During the period, the Supreme Court ordered MWSS and its two concessionaires, Manila Water Company, Inc. and Maynilad Water Services, Inc. to jointly and severally pay more than ₱921 million in fines for non-compliance with the Clean Water Act. Manila Water Company affirmed that it will exercise all its legal options in relation to this case, including the filing of a Motion for Reconsideration which it timely submitted to the Supreme Court on October 2, 2019. As concessionaire of MWSS for the East Zone, Manila Water has invested nearly ₱40 billion in capital expenditures for the past 21 years and will continue to invest over ₱38 billion more until 2022. These investments are part of the government-approved service improvement plan to further expand sewerage and sanitation services in the East Zone. To date, sewer coverage is more than 15 percent of Manila Water’s water-served population and 22 percent in terms of facility acceptance/capacity, a 700 percent increase from only 3 percent when it took over in 1997.
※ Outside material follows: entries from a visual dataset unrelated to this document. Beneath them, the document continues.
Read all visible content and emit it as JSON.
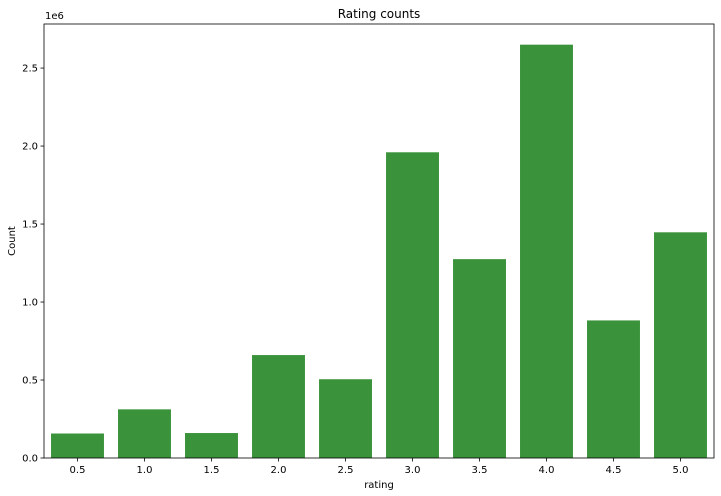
{
  "chart_data": {
    "type": "bar",
    "title": "Rating counts",
    "xlabel": "rating",
    "ylabel": "Count",
    "offset_text": "1e6",
    "categories": [
      "0.5",
      "1.0",
      "1.5",
      "2.0",
      "2.5",
      "3.0",
      "3.5",
      "4.0",
      "4.5",
      "5.0"
    ],
    "values": [
      157000,
      312000,
      160000,
      660000,
      505000,
      1960000,
      1275000,
      2650000,
      882000,
      1447000
    ],
    "ylim": [
      0,
      2782500
    ],
    "yticks": [
      0,
      500000,
      1000000,
      1500000,
      2000000,
      2500000
    ],
    "ytick_labels": [
      "0.0",
      "0.5",
      "1.0",
      "1.5",
      "2.0",
      "2.5"
    ],
    "grid": false,
    "bar_color": "#3a923a"
  }
}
For domestic operations under Manila Water Philippine Ventures, the strong contribution of businesses resulted to a total net income level of ₱301 million, an increase of 126 percent from the previous year. This growth was led by key subsidiaries Estate Water, Boracay Water and Laguna Water. Estate Water more than doubled its revenues for the period, primarily driven by the growth in supervision fees for new projects, coupled with higher billed volume from the takeover of new estates. As a result, Estate Water more than tripled its net income to reach ₱246 million as of the third quarter of 2019. For Boracay Water, billed volume grew by 14 percent for the period due to the higher number of tourist arrivals with the reopening of the island. As a result, net income posted significant growth of 137 percent to ₱73 million. Laguna Water saw revenues grow by 21 percent from last year due to improved average tariff. As costs and expenses were effectively managed, Laguna Water net income increased 85 percent to ₱290 million for the period. For Clark Water, billed volume only grew slightly from last year, increasing by 2% mainly supported by the consumption of existing accounts. Clark Water’s capital expenditure and expansion activities are confined to repairs and maintenance activities as it awaits the regulatory decision on its Rate Rebasing adjustment. With this slowdown, Clark Water’s net income stood at ₱40 million for the period, a decline of 37% from last year.
International operations under Manila Water Asia Pacific increased 8 percent in equity share in net income of associates to ₱552 million for the period, largely due to the contribution of East Water in Thailand. Cost and expenses decreased by 37 percent for the period to ₱90 million, on the back of lower personnel and management and professional costs. Subsidiary operations in Vietnam posted lower income contribution for the period due to higher regulatory and operating costs, even as billed volume remained relatively stable.